In vier Etappen wird den angehenden Piloten in Deutschland und den USA Theorie und Praxis vermittelt. Lukas Raabe hat den Großteil davon schon hinter sich. In etwa zwei Wochen steht für den 24-Jährigen, der neben der Ausbildung Luftverkehrsmanagement in Saarbrücken studiert, die finale Praxisprüfung an zum Verkehrsflugzeugführer, wie es offiziell heißt.

Den Wunsch vom Job über den Wolken hegt der junge Mann dabei schon länger.
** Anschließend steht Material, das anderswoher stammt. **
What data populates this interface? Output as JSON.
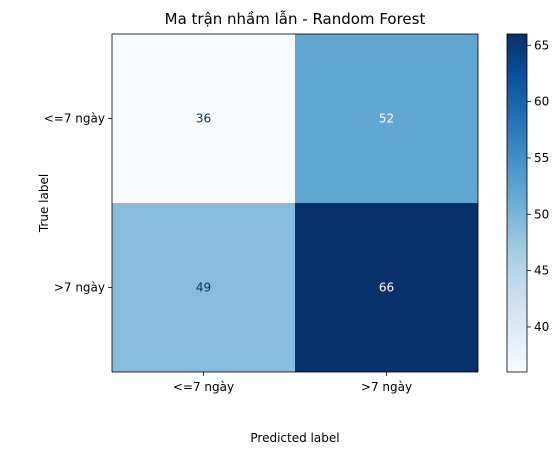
{
  "chart_data": {
    "type": "heatmap",
    "title": "Ma trận nhầm lẫn - Random Forest",
    "xlabel": "Predicted label",
    "ylabel": "True label",
    "x_categories": [
      "<=7 ngày",
      ">7 ngày"
    ],
    "y_categories": [
      "<=7 ngày",
      ">7 ngày"
    ],
    "values": [
      [
        36,
        52
      ],
      [
        49,
        66
      ]
    ],
    "colormap": "Blues",
    "colorbar": {
      "range": [
        36,
        66
      ],
      "ticks": [
        40,
        45,
        50,
        55,
        60,
        65
      ]
    },
    "grid": false
  }
}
Bereits seine Ausbildung zum Servicekaufmann im Luftverkehr führte den 24-Jährigen an den Flughafen Rostock-Laage. „Spätestens als ich nach zweieinhalb Jahren immer noch jeder startenden Maschine sehnsüchtig hinterhergeschaut habe, war für mich klar: Jetzt oder nie, das möchte ich unbedingt machen“, sagt Lukas Raabe. Vier Flugeinheiten sowie einen internen Check ist der angehende Pilot nur noch entfernt von seinem Traum. Auch, wenn im Anschluss noch die Bachelorarbeit in Saarbrücken ansteht, ein Ziel für die Zukunft hat der junge Mann längst vor Augen: „Ich möchte mich eher auf Business-Jets spezialisieren“, sagt er. Spätestens dann werden wohl zahlreiche Touristen ihm beim Starten und Landen seiner Maschine sehnsüchtig hinterherschauen und vom nächsten Urlaub träumen.